Obama’s transitional website, Change.gov lists what he proposes to do to help businesses. Three items stand out:
1. Create a national network of public-private business incubators and invest $250 million a year to create more incubators in “disadvantaged communities.”
2. Create an Advanced Manufacturing Fund that will invest in the “most compelling advanced manufacturing strategies.” It will be based on the Michigan 21st Century Jobs Fund which awarded over $125 million to innovative Michigan businesses.
3. Provide double funding for the Manufacturing Extension Partnership (MEP). MEP works with manufacturers to “improve efficiency, implement new technology and strengthen company growth.”
Last month a half a million jobs were lost in the U.S. Obama also plans to give tax credits to companies that add jobs in the U.S. Businesses will receive a $3,000 tax credit for every additional full-time employee hired.

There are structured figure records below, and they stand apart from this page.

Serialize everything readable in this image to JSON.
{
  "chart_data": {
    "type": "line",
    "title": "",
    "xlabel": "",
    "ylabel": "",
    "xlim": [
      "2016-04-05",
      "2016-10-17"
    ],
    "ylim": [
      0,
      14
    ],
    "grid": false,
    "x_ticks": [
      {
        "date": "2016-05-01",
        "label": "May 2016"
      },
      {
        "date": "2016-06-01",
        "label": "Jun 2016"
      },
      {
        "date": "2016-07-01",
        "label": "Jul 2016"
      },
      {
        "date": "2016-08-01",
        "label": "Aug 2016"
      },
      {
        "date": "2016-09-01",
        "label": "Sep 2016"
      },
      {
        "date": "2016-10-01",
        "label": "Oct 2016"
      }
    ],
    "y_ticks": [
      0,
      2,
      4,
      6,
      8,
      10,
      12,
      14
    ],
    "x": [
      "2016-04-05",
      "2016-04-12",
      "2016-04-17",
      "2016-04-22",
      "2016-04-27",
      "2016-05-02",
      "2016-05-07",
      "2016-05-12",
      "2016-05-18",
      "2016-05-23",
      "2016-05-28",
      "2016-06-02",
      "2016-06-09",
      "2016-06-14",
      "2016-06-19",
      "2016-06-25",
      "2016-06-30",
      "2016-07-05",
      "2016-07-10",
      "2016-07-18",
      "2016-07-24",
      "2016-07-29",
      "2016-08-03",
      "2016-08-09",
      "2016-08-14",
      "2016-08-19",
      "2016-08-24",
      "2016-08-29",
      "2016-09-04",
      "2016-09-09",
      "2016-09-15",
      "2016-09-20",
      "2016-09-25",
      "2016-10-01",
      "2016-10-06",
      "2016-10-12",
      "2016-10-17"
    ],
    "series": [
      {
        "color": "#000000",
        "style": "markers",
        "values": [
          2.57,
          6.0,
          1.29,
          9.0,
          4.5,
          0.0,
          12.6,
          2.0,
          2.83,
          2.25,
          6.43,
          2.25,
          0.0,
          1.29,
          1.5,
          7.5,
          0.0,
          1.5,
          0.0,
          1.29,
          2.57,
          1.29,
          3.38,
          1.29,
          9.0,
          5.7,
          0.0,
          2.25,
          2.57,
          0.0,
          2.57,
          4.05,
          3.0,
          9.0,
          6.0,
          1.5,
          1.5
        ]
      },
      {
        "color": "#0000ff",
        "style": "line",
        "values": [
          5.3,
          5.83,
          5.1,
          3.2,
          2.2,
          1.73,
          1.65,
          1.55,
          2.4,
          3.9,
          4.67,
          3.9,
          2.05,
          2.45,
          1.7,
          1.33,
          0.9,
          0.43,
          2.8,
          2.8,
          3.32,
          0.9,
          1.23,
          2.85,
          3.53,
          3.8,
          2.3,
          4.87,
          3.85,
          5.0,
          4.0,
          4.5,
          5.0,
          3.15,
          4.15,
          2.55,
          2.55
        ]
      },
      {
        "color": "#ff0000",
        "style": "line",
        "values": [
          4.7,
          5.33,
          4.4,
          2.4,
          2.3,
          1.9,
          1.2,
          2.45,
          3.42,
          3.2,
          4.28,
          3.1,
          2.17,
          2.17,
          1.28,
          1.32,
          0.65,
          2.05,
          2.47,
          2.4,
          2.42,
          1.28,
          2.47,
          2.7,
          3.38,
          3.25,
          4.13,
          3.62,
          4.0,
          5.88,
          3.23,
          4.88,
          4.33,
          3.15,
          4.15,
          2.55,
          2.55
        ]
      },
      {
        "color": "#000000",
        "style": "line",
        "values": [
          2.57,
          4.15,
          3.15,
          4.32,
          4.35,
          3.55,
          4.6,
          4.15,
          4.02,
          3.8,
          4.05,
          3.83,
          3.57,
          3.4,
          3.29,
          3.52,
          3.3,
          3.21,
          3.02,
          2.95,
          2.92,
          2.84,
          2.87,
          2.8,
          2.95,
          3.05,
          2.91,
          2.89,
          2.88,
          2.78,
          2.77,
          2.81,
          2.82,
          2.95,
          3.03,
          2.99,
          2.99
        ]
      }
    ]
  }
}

Obama plans to help small businesses by giving them temporary tax incentives, eliminating capital gains taxes on investments made in small and start-up businesses, and making credit available to small businesses.
A better health care system would help businesses
A study released last February by the National Coalition on Healthcare (NCHC) revealed that health insurance premiums for employers increased almost five times faster than inflation. Premiums for employers increased almost 100 percent, but wages increased only 24 percent between 2000 and 2007. Higher premiums are a “drag on economic growth,” according to the study, because the job growth rate slows and wages are suppressed.
Last September the Urban Institute released a study that showed small businesses are more affected by rising health insurance premiums than large businesses. In 2006, only 35 percent of businesses with less than 10 workers offered health insurance to employees, but 98 percent of businesses with 1,000 or more workers did. Small businesses pay “significantly more” for the same health benefits than large businesses do.
The National Association of Professional Employer Organizations surveyed 365 of its
small business members, and found that almost one in 10 said they would drop health benefits in 2008 or were not sure of continuing coverage due to costs. The members said their premiums increased by as much as 10 percent in 2007.
Among Obama’s plans to reform the health care system are plans to help small businesses provide affordable health insurance to their employees by creating a Small Business Health Tax Credit. Other plans include establishing a public health insurance plan that is based on benefits available to Congress that would allow small businesses to buy health affordable health coverage.